As Bitcoin (BTC) and cryptocurrencies gain momentum, Russia’s Central Bank Governor, Elvira Nabiullina, announced that the country’s digital currency (CBDC), the digital ruble, is set for release next year. This development provides Russia with a critical tool to circumvent international sanctions.

Nabiullina, addressing the Federation Council, emphasized the plan to move from pilot tests to the widespread adoption of the CBDC, contingent on the successful progression of the eurasian financial strategy.

“By July 2025, we can transition from ‘pilot’ to mass adoption of the digital ruble. This will be a gradual process,”

Nabiullina stated, according to TASS.

Russia’s journey with its CBDC began last year with pilot tests involving around 25,000 transactions, including 19,000 peer-to-peer transfers. These tests involved 600 participants, including employees from at least 12 commercial banks, who tested digital wallets, peer-to-peer transfers, as well as automated payments and transactions.

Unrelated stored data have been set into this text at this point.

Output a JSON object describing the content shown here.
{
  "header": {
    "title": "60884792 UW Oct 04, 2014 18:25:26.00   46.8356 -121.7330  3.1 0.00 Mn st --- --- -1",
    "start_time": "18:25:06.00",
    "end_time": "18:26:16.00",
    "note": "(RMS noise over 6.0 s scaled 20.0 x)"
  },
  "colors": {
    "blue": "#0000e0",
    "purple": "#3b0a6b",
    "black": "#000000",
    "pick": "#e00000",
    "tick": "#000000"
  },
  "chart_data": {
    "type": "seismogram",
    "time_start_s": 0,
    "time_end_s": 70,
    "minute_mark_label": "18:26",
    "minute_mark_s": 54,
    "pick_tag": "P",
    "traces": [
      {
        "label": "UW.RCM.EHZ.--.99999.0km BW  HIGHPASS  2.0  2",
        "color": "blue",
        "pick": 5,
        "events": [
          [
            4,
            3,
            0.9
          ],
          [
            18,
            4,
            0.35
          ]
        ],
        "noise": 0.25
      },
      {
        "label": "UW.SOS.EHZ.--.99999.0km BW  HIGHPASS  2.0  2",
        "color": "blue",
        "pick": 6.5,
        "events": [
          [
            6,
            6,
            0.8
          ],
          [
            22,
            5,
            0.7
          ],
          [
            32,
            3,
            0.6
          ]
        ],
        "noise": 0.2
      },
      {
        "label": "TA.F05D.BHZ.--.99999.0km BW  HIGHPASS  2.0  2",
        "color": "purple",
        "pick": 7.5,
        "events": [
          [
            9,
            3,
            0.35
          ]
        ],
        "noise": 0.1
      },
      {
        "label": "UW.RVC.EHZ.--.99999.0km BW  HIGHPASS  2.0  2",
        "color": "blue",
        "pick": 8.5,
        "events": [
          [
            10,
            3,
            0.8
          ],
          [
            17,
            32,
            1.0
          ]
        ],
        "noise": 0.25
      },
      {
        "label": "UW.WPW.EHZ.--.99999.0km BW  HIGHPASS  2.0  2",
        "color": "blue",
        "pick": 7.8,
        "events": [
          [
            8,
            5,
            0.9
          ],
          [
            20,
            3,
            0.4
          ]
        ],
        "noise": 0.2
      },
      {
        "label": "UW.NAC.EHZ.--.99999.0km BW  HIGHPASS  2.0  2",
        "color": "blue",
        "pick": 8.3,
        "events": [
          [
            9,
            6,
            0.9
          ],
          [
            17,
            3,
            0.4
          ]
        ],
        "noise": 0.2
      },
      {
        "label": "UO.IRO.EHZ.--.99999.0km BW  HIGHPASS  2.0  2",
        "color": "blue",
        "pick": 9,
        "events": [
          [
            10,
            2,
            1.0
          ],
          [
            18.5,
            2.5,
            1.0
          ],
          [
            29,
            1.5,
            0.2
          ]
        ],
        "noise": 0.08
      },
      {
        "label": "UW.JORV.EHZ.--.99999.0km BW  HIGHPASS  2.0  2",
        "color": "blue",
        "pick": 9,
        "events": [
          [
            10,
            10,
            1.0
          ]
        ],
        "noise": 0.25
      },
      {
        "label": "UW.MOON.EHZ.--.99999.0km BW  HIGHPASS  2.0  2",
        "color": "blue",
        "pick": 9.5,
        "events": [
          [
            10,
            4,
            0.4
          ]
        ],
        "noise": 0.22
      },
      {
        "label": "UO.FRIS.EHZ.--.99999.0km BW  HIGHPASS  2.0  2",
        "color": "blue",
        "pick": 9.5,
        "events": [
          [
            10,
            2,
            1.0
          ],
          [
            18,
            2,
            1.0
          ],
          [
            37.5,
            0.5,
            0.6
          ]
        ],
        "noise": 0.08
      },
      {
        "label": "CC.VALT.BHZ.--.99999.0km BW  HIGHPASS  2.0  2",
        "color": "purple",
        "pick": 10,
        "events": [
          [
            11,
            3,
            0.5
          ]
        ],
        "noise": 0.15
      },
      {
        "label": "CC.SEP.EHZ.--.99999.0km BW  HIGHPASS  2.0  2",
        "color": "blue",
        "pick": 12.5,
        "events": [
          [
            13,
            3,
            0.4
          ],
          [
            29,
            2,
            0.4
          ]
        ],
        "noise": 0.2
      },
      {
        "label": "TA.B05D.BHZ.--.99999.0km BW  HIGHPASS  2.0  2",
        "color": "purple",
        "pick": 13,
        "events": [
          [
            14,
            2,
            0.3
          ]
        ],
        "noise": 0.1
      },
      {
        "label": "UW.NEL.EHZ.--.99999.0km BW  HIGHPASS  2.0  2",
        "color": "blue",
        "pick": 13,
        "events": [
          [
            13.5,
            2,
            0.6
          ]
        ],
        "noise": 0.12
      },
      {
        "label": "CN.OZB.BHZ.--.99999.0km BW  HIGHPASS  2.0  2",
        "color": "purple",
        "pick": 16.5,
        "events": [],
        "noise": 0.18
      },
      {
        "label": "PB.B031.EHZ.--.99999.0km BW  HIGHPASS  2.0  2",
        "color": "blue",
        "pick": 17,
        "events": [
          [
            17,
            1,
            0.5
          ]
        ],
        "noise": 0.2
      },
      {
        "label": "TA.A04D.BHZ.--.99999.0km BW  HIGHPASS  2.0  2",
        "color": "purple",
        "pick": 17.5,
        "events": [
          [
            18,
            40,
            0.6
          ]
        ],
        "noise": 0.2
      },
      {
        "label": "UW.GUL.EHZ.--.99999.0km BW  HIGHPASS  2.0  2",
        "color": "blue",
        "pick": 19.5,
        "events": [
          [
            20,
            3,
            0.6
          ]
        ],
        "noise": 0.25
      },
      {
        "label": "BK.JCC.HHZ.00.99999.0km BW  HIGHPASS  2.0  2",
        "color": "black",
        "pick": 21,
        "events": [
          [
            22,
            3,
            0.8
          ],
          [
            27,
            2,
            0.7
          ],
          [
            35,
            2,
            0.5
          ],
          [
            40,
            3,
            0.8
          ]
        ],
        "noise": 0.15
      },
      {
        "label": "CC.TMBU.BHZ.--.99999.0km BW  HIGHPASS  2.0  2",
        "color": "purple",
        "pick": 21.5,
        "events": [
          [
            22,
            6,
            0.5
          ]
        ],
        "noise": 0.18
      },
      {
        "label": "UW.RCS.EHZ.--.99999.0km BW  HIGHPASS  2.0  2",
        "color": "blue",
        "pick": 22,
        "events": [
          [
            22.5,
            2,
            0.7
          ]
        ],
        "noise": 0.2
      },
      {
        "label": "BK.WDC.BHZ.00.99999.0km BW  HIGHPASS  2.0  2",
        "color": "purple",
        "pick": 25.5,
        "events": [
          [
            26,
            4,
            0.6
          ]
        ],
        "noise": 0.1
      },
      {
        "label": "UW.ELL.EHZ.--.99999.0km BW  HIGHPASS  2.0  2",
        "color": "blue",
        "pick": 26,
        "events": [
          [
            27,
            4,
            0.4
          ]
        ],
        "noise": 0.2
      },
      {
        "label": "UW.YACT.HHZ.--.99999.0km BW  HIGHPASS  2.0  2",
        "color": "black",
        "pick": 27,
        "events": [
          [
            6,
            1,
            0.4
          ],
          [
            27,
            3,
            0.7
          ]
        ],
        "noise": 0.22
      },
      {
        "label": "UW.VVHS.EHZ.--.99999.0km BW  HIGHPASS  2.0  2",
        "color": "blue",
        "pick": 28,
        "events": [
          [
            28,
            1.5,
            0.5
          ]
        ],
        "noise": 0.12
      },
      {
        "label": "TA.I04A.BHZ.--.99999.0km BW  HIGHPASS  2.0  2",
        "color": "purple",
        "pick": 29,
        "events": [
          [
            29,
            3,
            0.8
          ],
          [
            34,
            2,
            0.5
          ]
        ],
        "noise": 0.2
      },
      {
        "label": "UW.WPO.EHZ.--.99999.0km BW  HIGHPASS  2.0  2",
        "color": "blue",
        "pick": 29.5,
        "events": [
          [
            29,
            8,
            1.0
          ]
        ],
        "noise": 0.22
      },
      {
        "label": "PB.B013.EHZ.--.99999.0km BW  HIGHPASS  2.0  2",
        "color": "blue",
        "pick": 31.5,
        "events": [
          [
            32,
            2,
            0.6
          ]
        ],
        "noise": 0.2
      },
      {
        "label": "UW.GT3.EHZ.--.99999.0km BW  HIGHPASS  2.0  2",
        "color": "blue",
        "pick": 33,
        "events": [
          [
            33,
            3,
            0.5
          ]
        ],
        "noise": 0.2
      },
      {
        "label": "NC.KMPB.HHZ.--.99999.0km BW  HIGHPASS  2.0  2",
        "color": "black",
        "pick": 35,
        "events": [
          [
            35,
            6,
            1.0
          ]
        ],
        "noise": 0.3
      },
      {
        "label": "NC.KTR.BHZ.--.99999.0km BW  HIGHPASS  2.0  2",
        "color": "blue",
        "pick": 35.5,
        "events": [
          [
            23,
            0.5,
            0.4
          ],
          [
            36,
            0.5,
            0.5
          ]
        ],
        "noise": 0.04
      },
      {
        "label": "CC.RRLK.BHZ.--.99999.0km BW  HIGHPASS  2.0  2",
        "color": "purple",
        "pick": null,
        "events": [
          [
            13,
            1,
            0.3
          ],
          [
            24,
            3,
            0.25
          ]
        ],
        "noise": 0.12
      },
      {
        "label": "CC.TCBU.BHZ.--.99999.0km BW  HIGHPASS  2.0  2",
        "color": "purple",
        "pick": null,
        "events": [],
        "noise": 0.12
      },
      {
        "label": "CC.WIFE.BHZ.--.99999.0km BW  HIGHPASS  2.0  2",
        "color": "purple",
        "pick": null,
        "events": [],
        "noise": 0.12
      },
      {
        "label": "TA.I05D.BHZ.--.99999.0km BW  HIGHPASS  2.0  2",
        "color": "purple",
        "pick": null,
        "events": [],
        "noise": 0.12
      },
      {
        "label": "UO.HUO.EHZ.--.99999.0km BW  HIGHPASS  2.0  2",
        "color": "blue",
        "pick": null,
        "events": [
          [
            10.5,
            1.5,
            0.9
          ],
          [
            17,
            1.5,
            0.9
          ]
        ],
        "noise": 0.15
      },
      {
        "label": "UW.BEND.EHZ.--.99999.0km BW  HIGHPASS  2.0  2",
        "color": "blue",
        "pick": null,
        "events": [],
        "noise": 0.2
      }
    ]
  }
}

The announcement of the CBDC’s introduction comes amid a crisis for Russia, having been excluded from the international SWIFT payment system due to its military actions in 2022. This exclusion has led Russian authorities to explore Bitcoin (BTC) for international transactions. As reported by CriptoNoticias, the Central Bank is setting up a platform in the coming months to enable the use of cryptoassets as a payment alternative amidst the sanctions.

This new regulation aims to establish an alternative payment system with special provisions, extending beyond the current legal framework, given that local payments with cryptocurrencies remain illegal in Russia.

Nabiullina assured that the use of the digital ruble will be entirely voluntary. She highlighted that the CBDC, still under development, will offer clear advantages, including free transfers for citizens and often lower fees than traditional cards.

Despite these assurances, expectations for the CBDC remain tempered due to initial testing issues reported by banks. Earlier this year, real tests revealed several errors that hindered transaction completion.

Globally, CBDCs face similar challenges, with minimal adoption even in advanced countries like Jamaica, the Bahamas, and Nigeria. While countries like China use their digital currencies to regulate international trade, the societal impact remains limited.

In this context, the Russian Central Bank’s goal to make its CBDC a familiar part of life within five to seven years is ambitious. Even Bitcoin, despite its popularity, has not become a universally accepted asset.